For the rest of us, there are books. Ignore Everybody is the latest. Art and Fear is my favorite, the one I carry when I fly because it's small and can be finished in the amount of time it takes to fly anywhere. Ignore Everybody will sit right next to it on the shelf. Hairball is there, although I'm not in corporate anymore. Jessica Hagy sits on the same shelf, and If you only knew how much I smell you, and George Leonard's Mastery, and Brian Andreas.
It's not clear to me why this book was shelved, and perhaps sold, as a business creativity book. I would have expected to find it closer to The Artist's Way. On one hand, creativity is creativity, but on the other, there's a difference between making art and making business. Ignore Everybody is more about the personal elements of creativity--getting your head and your behavior out of the way.
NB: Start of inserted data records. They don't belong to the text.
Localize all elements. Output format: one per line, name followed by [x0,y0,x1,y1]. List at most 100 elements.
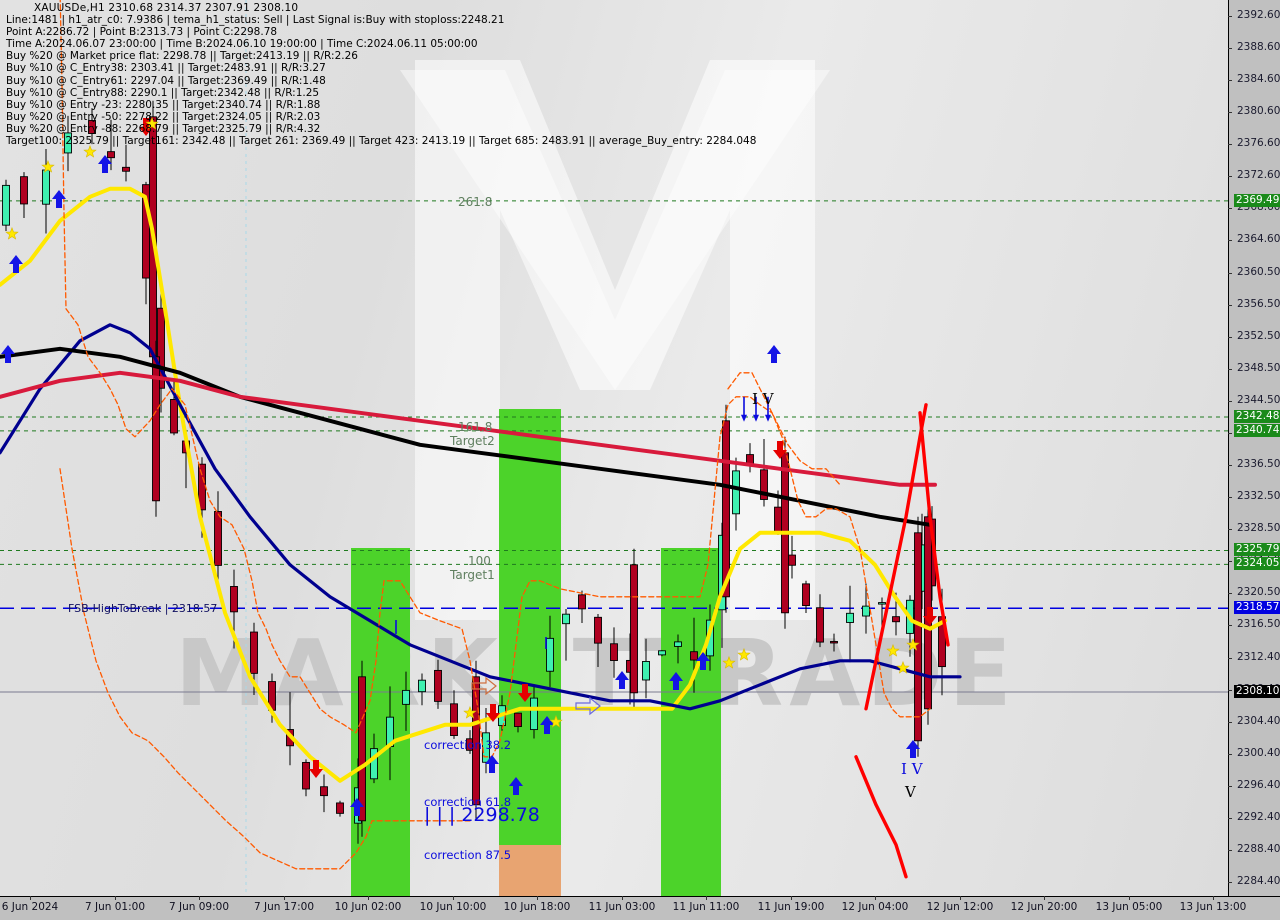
wave-tick-arrow [741,414,747,422]
candle-body [514,712,522,727]
candle-body [658,650,666,656]
time-tick-label: 6 Jun 2024 [1,901,59,913]
buy-signal-arrow [615,671,629,689]
price-tick-label: 2392.60 [1237,9,1280,21]
candle-body [914,532,922,742]
time-tick [368,896,369,900]
price-tick-label: 2372.60 [1237,169,1280,181]
price-tick [1228,369,1232,370]
time-tick [30,896,31,900]
wave-label-iv-bottom: I V [901,760,923,778]
price-tick-label: 2384.60 [1237,73,1280,85]
price-tick-label: 2312.40 [1237,651,1280,663]
price-tick-label: 2380.60 [1237,105,1280,117]
time-tick [875,896,876,900]
candle-body [450,703,458,736]
time-tick [115,896,116,900]
time-tick-label: 11 Jun 03:00 [588,901,656,913]
price-tick [1228,240,1232,241]
candle-body [418,679,426,693]
candle-body [830,641,838,644]
time-tick-label: 12 Jun 04:00 [841,901,909,913]
candle-body [214,511,222,566]
time-tick-label: 7 Jun 09:00 [168,901,230,913]
candle-body [774,506,782,534]
price-tick [1228,593,1232,594]
time-tick [706,896,707,900]
candle-body [170,399,178,434]
price-tick-label: 2332.50 [1237,490,1280,502]
candle-body [250,631,258,674]
candle-body [732,470,740,515]
candle-body [546,637,554,672]
candle-body [530,697,538,731]
price-badge-green: 2342.48 [1234,410,1280,423]
wave-label-v-bottom: V [905,783,916,801]
candle-body [320,786,328,797]
candle-body [88,120,96,134]
price-tick [1228,625,1232,626]
fib-label-261: 261.8 [458,195,493,209]
candle-body [2,184,10,226]
fib-sublabel-target1: Target1 [450,568,495,582]
price-tick-label: 2288.40 [1237,843,1280,855]
price-tick [1228,48,1232,49]
price-badge-green: 2340.74 [1234,424,1280,437]
wave-label-iv-top: I V [752,390,774,408]
buy-signal-arrow [767,345,781,363]
fractal-star [737,647,751,661]
price-tick [1228,722,1232,723]
time-tick [199,896,200,900]
price-tick [1228,273,1232,274]
price-tick [1228,754,1232,755]
time-tick-label: 13 Jun 13:00 [1179,901,1247,913]
price-tick-label: 2316.50 [1237,618,1280,630]
buy-signal-arrow [1,345,15,363]
fractal-star [886,643,900,657]
candle-body [892,616,900,623]
candle-body [846,612,854,623]
price-tick [1228,465,1232,466]
chart-overlay [0,0,1228,896]
time-tick-label: 10 Jun 10:00 [419,901,487,913]
time-tick-label: 11 Jun 19:00 [757,901,825,913]
time-tick-label: 10 Jun 18:00 [503,901,571,913]
price-tick-label: 2356.50 [1237,298,1280,310]
price-tick [1228,176,1232,177]
time-tick [622,896,623,900]
time-axis[interactable]: 6 Jun 2024 7 Jun 01:00 7 Jun 09:00 7 Jun 17… [0,896,1280,920]
time-tick-label: 7 Jun 17:00 [253,901,315,913]
time-tick-label: 13 Jun 05:00 [1095,901,1163,913]
time-tick-label: 12 Jun 20:00 [1010,901,1078,913]
candle-body [107,151,115,159]
wave-tick-arrow [765,414,771,422]
candle-body [642,661,650,681]
price-tick [1228,497,1232,498]
candle-body [630,564,638,694]
time-tick [284,896,285,900]
fractal-star [722,655,736,669]
price-tick-label: 2344.50 [1237,394,1280,406]
sell-signal-arrow [309,760,323,778]
price-tick [1228,144,1232,145]
price-tick [1228,16,1232,17]
candle-body [562,613,570,625]
price-tick [1228,305,1232,306]
fsb-high-to-break-label: FSB-HighToBreak | 2318.57 [68,602,218,615]
candle-body [64,132,72,154]
candle-body [336,802,344,814]
chart-plot-area[interactable]: MARKETTRADE 261.8 161.8 Target2 100 Targ… [0,0,1228,896]
candle-body [402,689,410,705]
price-tick-label: 2336.50 [1237,458,1280,470]
candle-body [594,616,602,644]
price-tick-label: 2388.60 [1237,41,1280,53]
candle-body [722,420,730,598]
price-tick-label: 2348.50 [1237,362,1280,374]
candle-body [230,586,238,613]
price-axis[interactable]: 2392.60 2388.60 2384.60 2380.60 2376.60 2372.… [1228,0,1280,896]
price-tick [1228,80,1232,81]
time-tick [791,896,792,900]
time-tick-label: 10 Jun 02:00 [334,901,402,913]
candle-body [578,594,586,610]
price-tick-label: 2300.40 [1237,747,1280,759]
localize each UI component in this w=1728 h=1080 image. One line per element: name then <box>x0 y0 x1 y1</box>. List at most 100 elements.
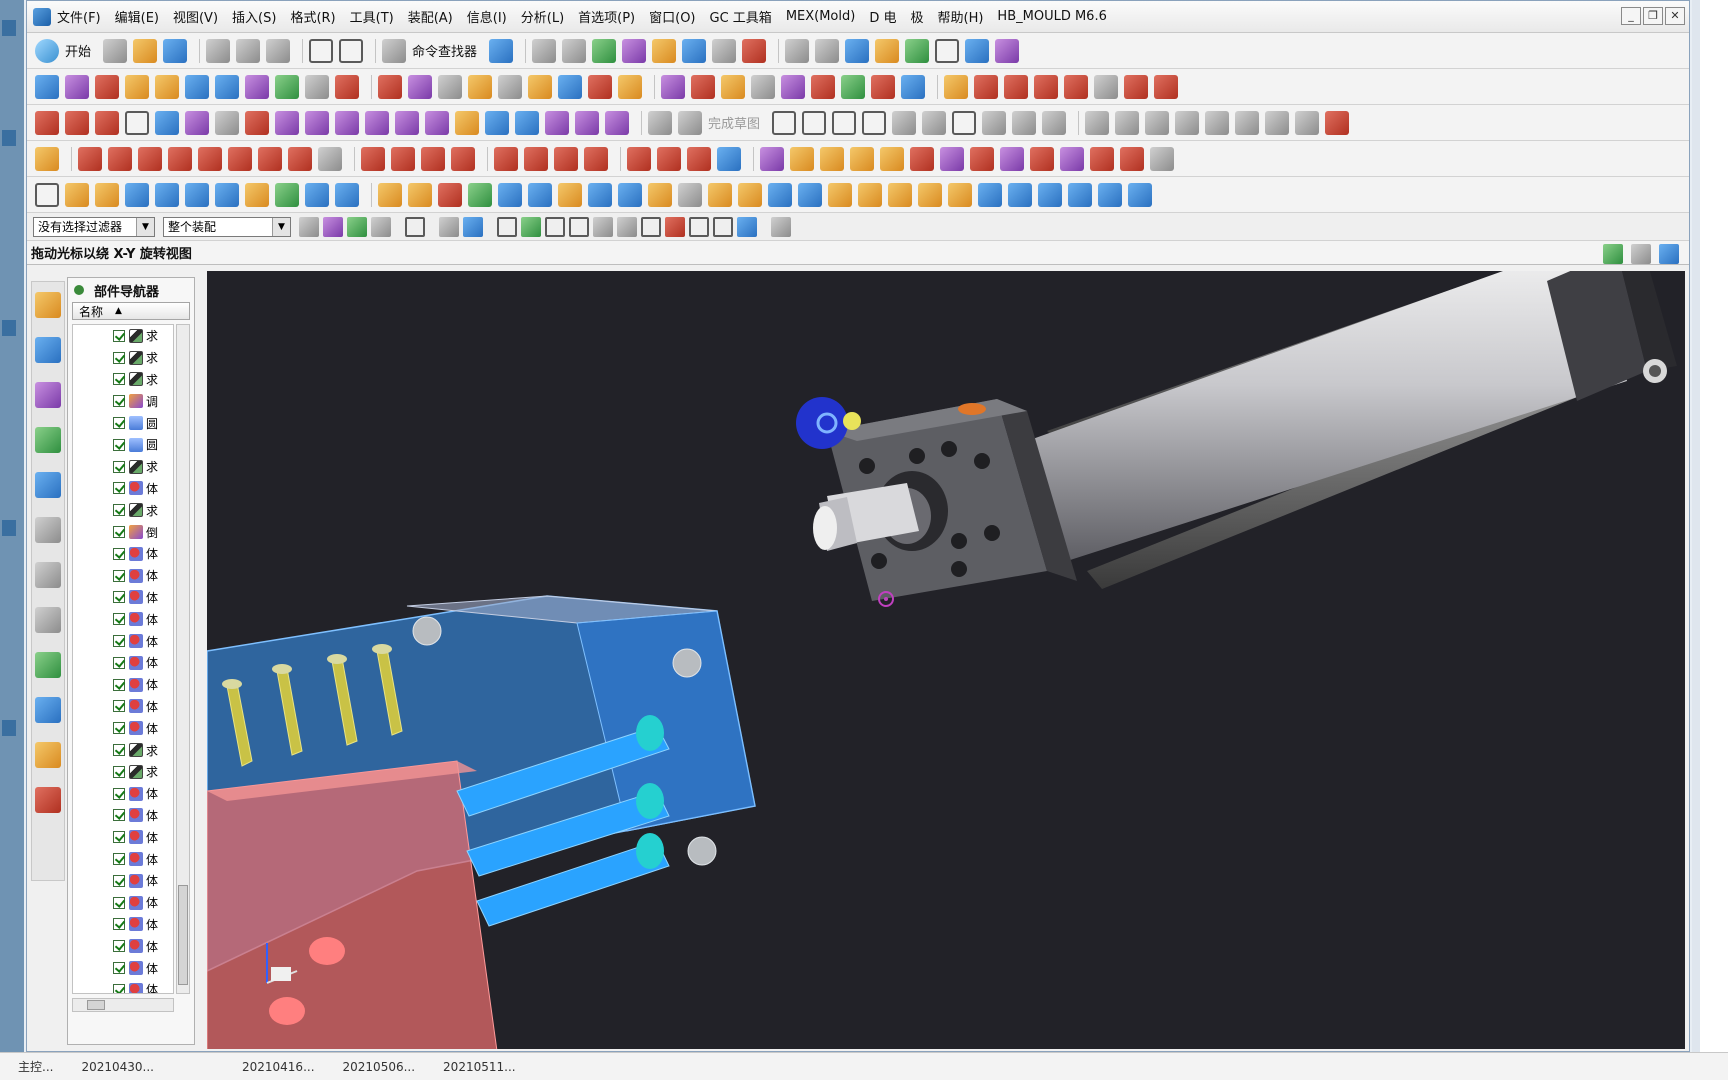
select-icon[interactable] <box>622 38 647 63</box>
constraint-navigator-tab-icon[interactable] <box>35 382 61 408</box>
tree-row[interactable]: 体 <box>73 805 173 827</box>
redo-icon[interactable] <box>339 38 364 63</box>
fillet-icon[interactable] <box>892 110 917 135</box>
menu-preferences[interactable]: 首选项(P) <box>578 7 635 26</box>
dimension-icon[interactable] <box>1205 110 1230 135</box>
nx-app-icon[interactable] <box>33 7 51 26</box>
graphics-window[interactable] <box>207 271 1685 1049</box>
tree-row[interactable]: 求 <box>73 325 173 347</box>
cylinder-icon[interactable] <box>305 182 329 207</box>
view-icon[interactable] <box>463 216 483 237</box>
view-orient-icon[interactable] <box>682 38 707 63</box>
tree-row[interactable]: 求 <box>73 369 173 391</box>
draft-icon[interactable] <box>648 182 672 207</box>
tree-row[interactable]: 求 <box>73 456 173 478</box>
navigator-horizontal-scrollbar[interactable] <box>72 998 174 1012</box>
shaded-cube-icon[interactable] <box>845 38 870 63</box>
desktop-shortcut-icon[interactable] <box>2 520 16 536</box>
groove-icon[interactable] <box>558 182 582 207</box>
assembly-navigator-tab-icon[interactable] <box>35 337 61 363</box>
sweep-icon[interactable] <box>125 74 149 99</box>
snap-midpoint-icon[interactable] <box>521 216 541 237</box>
info-icon[interactable] <box>532 38 557 63</box>
snap-point-icon[interactable] <box>627 146 651 171</box>
feature-icon[interactable] <box>880 146 904 171</box>
cut-icon[interactable] <box>206 38 231 63</box>
feature-icon[interactable] <box>1120 146 1144 171</box>
edit-surface-icon[interactable] <box>618 74 642 99</box>
visibility-checkbox[interactable] <box>113 983 125 993</box>
menu-hb-mould[interactable]: HB_MOULD M6.6 <box>997 9 1106 24</box>
taskbar-item[interactable]: 20210506... <box>343 1060 416 1074</box>
assembly-icon[interactable] <box>965 38 990 63</box>
curve-tool-icon[interactable] <box>605 110 629 135</box>
paste-icon[interactable] <box>266 38 291 63</box>
tree-row[interactable]: 体 <box>73 608 173 630</box>
part-navigator-tab-icon[interactable] <box>35 292 61 318</box>
sketch-icon[interactable] <box>648 110 672 135</box>
feature-icon[interactable] <box>850 146 874 171</box>
visibility-checkbox[interactable] <box>113 765 125 778</box>
copy-icon[interactable] <box>236 38 261 63</box>
block-icon[interactable] <box>275 182 299 207</box>
command-finder-button[interactable]: 命令查找器 <box>412 41 477 60</box>
view-icon[interactable] <box>439 216 459 237</box>
display-constraint-icon[interactable] <box>1265 110 1290 135</box>
measure-icon[interactable] <box>712 38 737 63</box>
tree-row[interactable]: 体 <box>73 696 173 718</box>
menu-extreme[interactable]: 极 <box>910 7 923 26</box>
face-blend-icon[interactable] <box>888 182 912 207</box>
block-icon[interactable] <box>125 182 149 207</box>
surface-icon[interactable] <box>35 74 59 99</box>
circle-op-icon[interactable] <box>554 146 578 171</box>
curve-tool-icon[interactable] <box>455 110 479 135</box>
edit-curve-icon[interactable] <box>108 146 132 171</box>
curve-tool-icon[interactable] <box>275 110 299 135</box>
cylinder-icon[interactable] <box>335 182 359 207</box>
tree-row[interactable]: 体 <box>73 652 173 674</box>
visibility-checkbox[interactable] <box>113 940 125 953</box>
edit-surface-icon[interactable] <box>438 74 462 99</box>
mold-icon[interactable] <box>95 182 119 207</box>
tree-row[interactable]: 体 <box>73 543 173 565</box>
restore-icon[interactable]: ❐ <box>1643 7 1663 25</box>
close-icon[interactable]: ✕ <box>1665 7 1685 25</box>
edit-surface-icon[interactable] <box>378 74 402 99</box>
desktop-shortcut-icon[interactable] <box>2 720 16 736</box>
tree-row[interactable]: 体 <box>73 587 173 609</box>
pin-icon[interactable] <box>74 285 84 295</box>
layer-icon[interactable] <box>562 38 587 63</box>
through-curves-icon[interactable] <box>215 74 239 99</box>
curve-icon[interactable] <box>811 74 835 99</box>
hydraulic-cylinder[interactable] <box>796 271 1677 601</box>
surface-icon[interactable] <box>65 74 89 99</box>
arc-icon[interactable] <box>65 110 89 135</box>
snap-point-icon[interactable] <box>657 146 681 171</box>
edit-curve-icon[interactable] <box>138 146 162 171</box>
edit-curve-icon[interactable] <box>168 146 192 171</box>
snap-center-icon[interactable] <box>641 216 661 237</box>
analysis-icon[interactable] <box>1154 74 1178 99</box>
panel-icon[interactable] <box>1631 244 1651 264</box>
tree-row[interactable]: 体 <box>73 935 173 957</box>
sew-icon[interactable] <box>335 74 359 99</box>
visibility-checkbox[interactable] <box>113 918 125 931</box>
analysis-icon[interactable] <box>974 74 998 99</box>
process-studio-icon[interactable] <box>35 697 61 723</box>
scroll-thumb[interactable] <box>87 1000 105 1010</box>
globe-icon[interactable] <box>1603 244 1623 264</box>
visibility-checkbox[interactable] <box>113 962 125 974</box>
visibility-checkbox[interactable] <box>113 460 125 473</box>
tree-row[interactable]: 体 <box>73 870 173 892</box>
unite-icon[interactable] <box>1008 182 1032 207</box>
visibility-checkbox[interactable] <box>113 438 125 451</box>
taskbar-item[interactable]: 主控... <box>18 1058 53 1075</box>
background-icon[interactable] <box>935 38 960 63</box>
studio-spline-icon[interactable] <box>982 110 1007 135</box>
sketch-line-icon[interactable] <box>802 110 827 135</box>
new-file-icon[interactable] <box>103 38 128 63</box>
taskbar-item[interactable]: 20210416... <box>242 1060 315 1074</box>
system-scenes-icon[interactable] <box>35 787 61 813</box>
start-button[interactable]: 开始 <box>65 41 91 60</box>
spline-icon[interactable] <box>155 110 179 135</box>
Michael Pollan sums his own work up in seven words--eat food, mostly plants, not too much--and doesn't let that stop him selling yet another book. What does it matter that MacLeod can do the same thing?
Now go to your studio and make stuff.
Trite and Boring this book is completely trite and boring. its very short and is just a collection of cookie cutter pieces of advice. I feel like I've been ripped off!
>>>>WARNING!!!<<< This book is saturated in profanity. I was disappointed in the author's inability to express his message in a "clean" manner. I bought this for my networking group and was embarrassed when I listened to it. I returned to Amazon and they gladly took it back.